Magneto-Hydrodynamical Effects on Nuclear Deflagration Fronts in Type Ia Supernovae

This article presents the study of the effects of magnetic fields on non-distributed nuclear burning fronts as a possible solution to a fundamental problem for the thermonuclear explosion of a Chandrasekhar mass ($M_{Ch}$) white dwarf (WD), the currently favored scenario for the majority of Type Ia SNe (SNe~Ia). All existing 3D hydrodynamical simulations predict strong global mixing of the burning products due to Rayleigh-Taylor (RT) instabilities, which is in contradiction with observations. As a first step and to study the flame physics we present a set of computational magneto-hydrodynamic (MHD) models in rectangular flux tubes, resembling a small inner region of a WD. We consider initial magnetic fields up to $10^{12}\,\,\mathrm{G}$ of various orientations.
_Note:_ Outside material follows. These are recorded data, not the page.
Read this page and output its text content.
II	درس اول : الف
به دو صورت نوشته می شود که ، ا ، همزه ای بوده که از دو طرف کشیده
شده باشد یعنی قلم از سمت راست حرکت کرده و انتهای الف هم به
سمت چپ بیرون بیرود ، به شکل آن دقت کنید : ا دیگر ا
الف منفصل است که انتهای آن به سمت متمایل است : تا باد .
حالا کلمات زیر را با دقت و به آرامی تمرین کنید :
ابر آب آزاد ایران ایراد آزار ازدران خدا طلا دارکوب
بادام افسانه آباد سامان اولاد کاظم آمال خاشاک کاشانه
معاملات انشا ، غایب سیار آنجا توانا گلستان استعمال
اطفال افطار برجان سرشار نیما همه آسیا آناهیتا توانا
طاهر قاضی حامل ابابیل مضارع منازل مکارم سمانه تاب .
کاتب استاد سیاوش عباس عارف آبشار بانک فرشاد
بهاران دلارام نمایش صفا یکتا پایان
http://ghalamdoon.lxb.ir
We find an increasing suppression of RT instabilities starting at about $10^9\,\,\mathrm{G}$. The front speed tends to decrease with increasing magnitude up to about $10^{11}\,\,\mathrm{G}$. For even higher fields new small scale finger-like structures develop, which increase the burning speed by a factor of 3 to 4 above the field-free RT-dominated regime. We suggest that the new instability may provide sufficiently accelerated energy production during the distributed burning regime to go over the Chapman-Jougey limit and trigger a detonation. Finally we discuss the possible origins of high magnetic fields during the final stage of the progenitor evolution or the explosion.